The chorus faded, slipping into a low, mournful melody, pain knifing my temples as his fingers dug deep into the bare flesh of my side. I staggered, stiff against the pull, panic searing as the pain turned to agony.

The dark pulse writhed awake at the base of my spine before curling back into itself. The floor tilted, then rushed up as sound thinned, the ballroom narrowing into a tunnel of sight.

I had just enough time to think,gods no, before a fog closed in, drifting between us, lifting from our feet, an intrusive ash brushing my nose.

Not fog. Smoke.

It glided past my hips, warming the air until it landed right where Reve’s hand rested. He hissed, recoiling as if he had been scorched. His arm flew back, eyes narrowing at the reddened skin now stark against his flesh.

I pressed a palm to the small of my back where his hand had retreated, gravity finding its way back to me. I felt no burn, no mark. All that remained was the lingering heat against my spine.

A wraith of something, someone, left behind.
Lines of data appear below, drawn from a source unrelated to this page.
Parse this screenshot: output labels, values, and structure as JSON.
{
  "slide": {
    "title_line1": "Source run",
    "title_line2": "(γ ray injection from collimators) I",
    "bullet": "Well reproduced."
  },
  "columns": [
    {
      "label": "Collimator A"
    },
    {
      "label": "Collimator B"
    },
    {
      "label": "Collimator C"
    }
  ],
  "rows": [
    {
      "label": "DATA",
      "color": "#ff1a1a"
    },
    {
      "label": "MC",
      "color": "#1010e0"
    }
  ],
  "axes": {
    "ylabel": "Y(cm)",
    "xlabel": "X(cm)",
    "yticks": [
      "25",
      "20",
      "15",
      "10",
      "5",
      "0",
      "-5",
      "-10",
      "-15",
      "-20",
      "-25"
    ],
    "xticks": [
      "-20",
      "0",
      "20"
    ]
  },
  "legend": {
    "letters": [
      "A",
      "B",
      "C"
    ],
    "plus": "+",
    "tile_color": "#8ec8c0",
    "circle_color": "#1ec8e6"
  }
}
That smoke, that curious, deadly coax…I knew it.

When I turned, Reve was already gone, slipping through the crowd, still clutching the back of his hand. Elbows jabbed into me, wine splashing from crystal as I stood stranded in the middle of the dance floor.

The music thundered on, strings bright, drums heavy as the pounding in my skull surged from my temples to the top of my spine. It remained unbearable still.
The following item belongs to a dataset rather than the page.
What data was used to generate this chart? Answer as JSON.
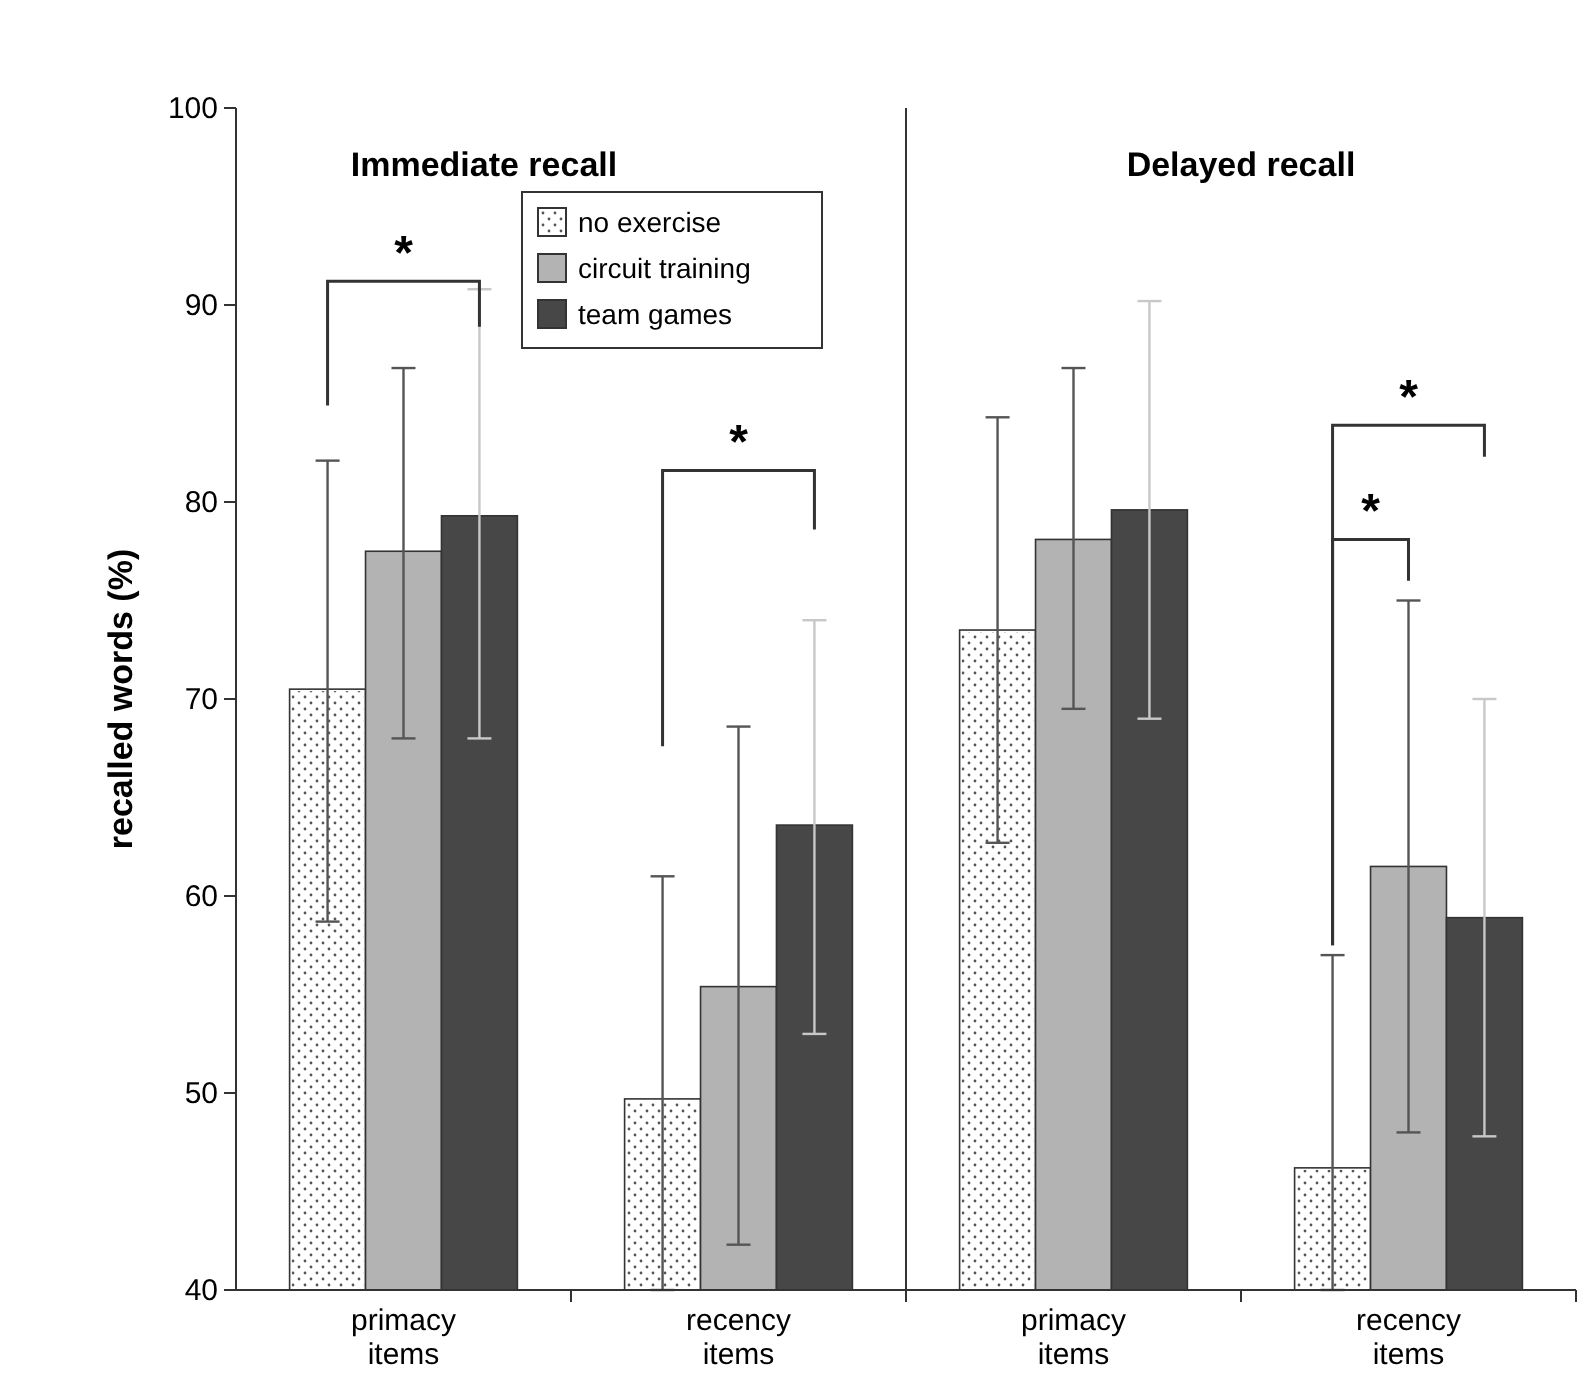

My vision splintered when my knees buckled, silk pooling useless against tile as the stone floor kissed my palms.

Vibrations roared through me, clawing under my skin until it rattled my bones. Tension shot from my spine to my jaw when my teeth clenched together, hands shooting to massage my scalp in hopes of relieving even a touch of pressure.

I exhaled when it didn’t work, drops speckling the floor beneath me. Beads of red, drip, drip, drip, from where my fangs had pierced my lip.

I tried to rise, but the demand, the vicious pull, dragged me deeper. Until my body nearly collapsed from the strain.

A hand wrapped my arm, large, calloused, lifting with an unforgiving steadiness.

The smoke rolled in first, then his breath, his mouth skimming the shell of my ear. “You better hide behind that mask of yours quickly.”

Ronan.

Power slid through me, unfurling in every space I couldn’t hold steady.

“Sooner would be better, Viper.”

I didn’t move; I couldn’t. Not with the way his fingers found the back of my head, pressing until my cheek collided with his shoulder. His body caged mine, shielding me from the dozens of eyes around us.

“I can’t. It’s my head,” I managed, forcing myself upright. “Let me go so I can mend it.”

It felt like it was going to explode at any given second. The pain shot from my skull to my spine to even the soles of my feet.

“Just breathe,” he said. Not gentle, nor commanding.

And before I could let the words settle, or take a damn breath, his smoke got there first, slipping beneath my skin, chasing away the pain, the ache. Forcing the other magic out, the agony vanishing with it.

Stunned, I blinked, staring up at him where his grin curved, insufferable. “What are you, you overgrown lizard, part witch?”

Yet for the first time in hours, my mind was perfectly clear.